RFG POV: The brokerage firm software failures were preventable but executives chose to assume the high risk exposure in pursuit of rapid revenue and profit gains. Use of code that has not been fully tested is not uncommon in the trading community, whereas it is quite rare in the retail banking environment. Thus, the problem is not software or the inability to validate the quality of the code. It is the management culture, governance and processes that are in place that allows software that is not fully tested to be placed into production. IT executives should recognize the impacts of moving non-vetted code to production and should pursue delivering a high quality of service. Even though the probability of failure may be small, if the risk is high (where you are betting the company or your job), it is time to take steps to reduce the exposure to acceptable levels. In the second case it is worth noting that with more than 94 percent of data in digital form commercial, government, and personal data are greatly exposed to hacking attacks by corporate, criminal, individual, or state players. These players are getting more sophisticated over time while businesses trail in their abilities to shore up exposures.

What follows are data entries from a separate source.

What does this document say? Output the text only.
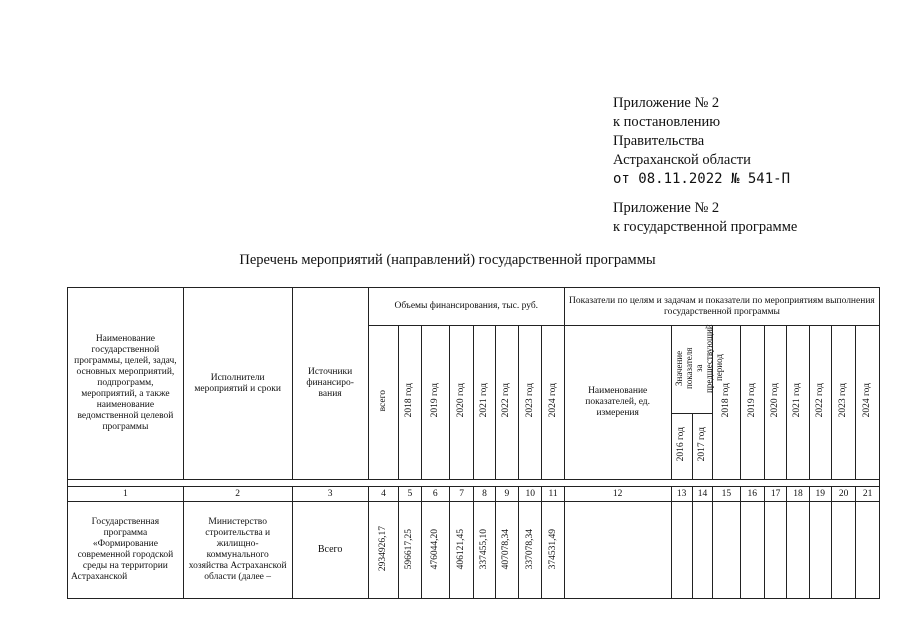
Приложение № 2
к постановлению
Правительства
Астраханской области
от 08.11.2022 № 541-П
Приложение № 2
к государственной программе
Перечень мероприятий (направлений) государственной программы
Наименование государственной программы, целей, задач, основных мероприятий, подпрограмм, мероприятий, а также наименование ведомственной целевой программы	Исполнители мероприятий и сроки	Источники финансиро-вания	Объемы финансирования, тыс. руб.								Показатели по целям и задачам и показатели по мероприятиям выполнения государственной программы									
			всего	2018 год	2019 год	2020 год	2021 год	2022 год	2023 год	2024 год	Наименование показателей, ед. измерения	Значение показателя за предшествующий период		2018 год	2019 год	2020 год	2021 год	2022 год	2023 год	2024 год
												2016 год	2017 год							

1	2	3	4	5	6	7	8	9	10	11	12	13	14	15	16	17	18	19	20	21
Государственная программа «Формирование современной городской среды на территории Астраханской	Министерство строительства и жилищно-коммунального хозяйства Астраханской области (далее –	Всего	2934926,17	596617,25	476044,20	406121,45	337455,10	407078,34	337078,34	374531,49										
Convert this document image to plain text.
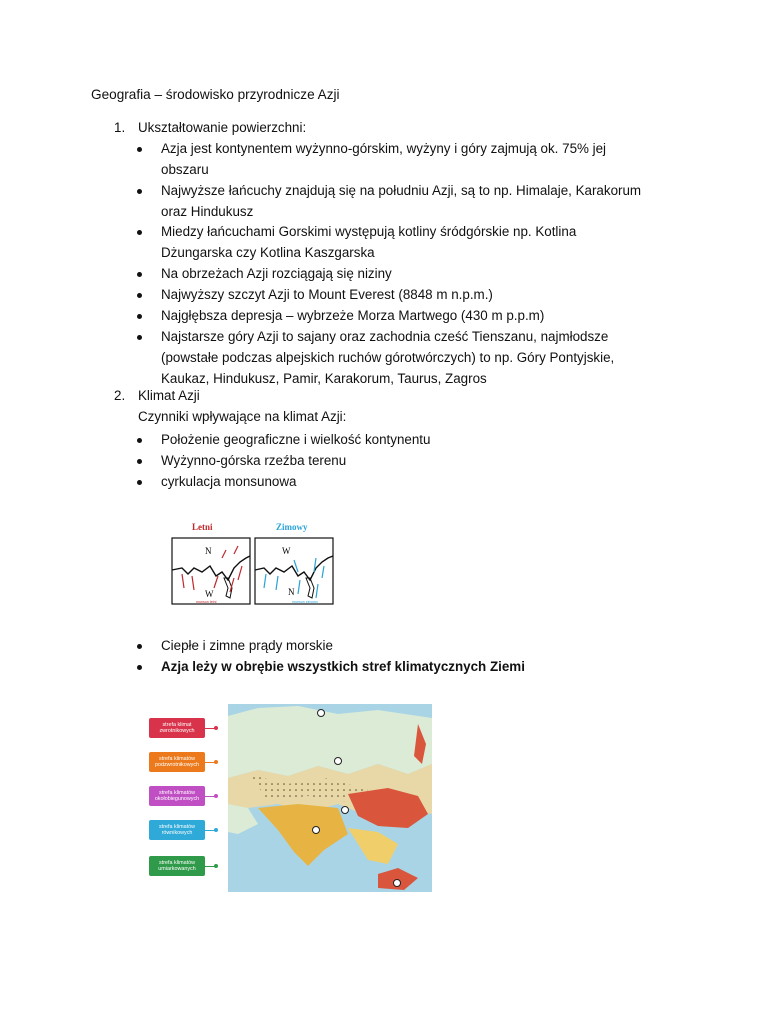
Geografia – środowisko przyrodnicze Azji
1. Ukształtowanie powierzchni:
Azja jest kontynentem wyżynno-górskim, wyżyny i góry zajmują ok. 75% jej
obszaru
Najwyższe łańcuchy znajdują się na południu Azji, są to np. Himalaje, Karakorum
oraz Hindukusz
Miedzy łańcuchami Gorskimi występują kotliny śródgórskie np. Kotlina
Dżungarska czy Kotlina Kaszgarska
Na obrzeżach Azji rozciągają się niziny
Najwyższy szczyt Azji to Mount Everest (8848 m n.p.m.)
Najgłębsza depresja – wybrzeże Morza Martwego (430 m p.p.m)
Najstarsze góry Azji to sajany oraz zachodnia cześć Tienszanu, najmłodsze
(powstałe podczas alpejskich ruchów górotwórczych) to np. Góry Pontyjskie,
Kaukaz, Hindukusz, Pamir, Karakorum, Taurus, Zagros
2. Klimat Azji
Czynniki wpływające na klimat Azji:
Położenie geograficzne i wielkość kontynentu
Wyżynno-górska rzeźba terenu
cyrkulacja monsunowa
Letni	Zimowy
N
W
monsun letni
W
N
monsun zimowy
Ciepłe i zimne prądy morskie
Azja leży w obrębie wszystkich stref klimatycznych Ziemi
strefa klimat zwrotnikowych
strefa klimatów podzwrotnikowych
strefa klimatów okołobiegunowych
strefa klimatów równikowych
strefa klimatów umiarkowanych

Boards of Directors and executives will have to live with the constant risk of exposure but they can take steps to minimize risks to acceptable levels. Moreover, it is far easier to address the risk and security challenges in-house than it is in the cloud, where the cloud provider has control over the governance, procedures and technologies used to manage risks. IT executives are correct to be concerned about security in cloud computing solutions and it is highly likely that the full risk exposure cannot be known prior to adopting a vendor's solution. Nonetheless, Boards and executives need to vet these systems as best they can, as the risk fiduciary responsibility remains with the user organization and not the vendor.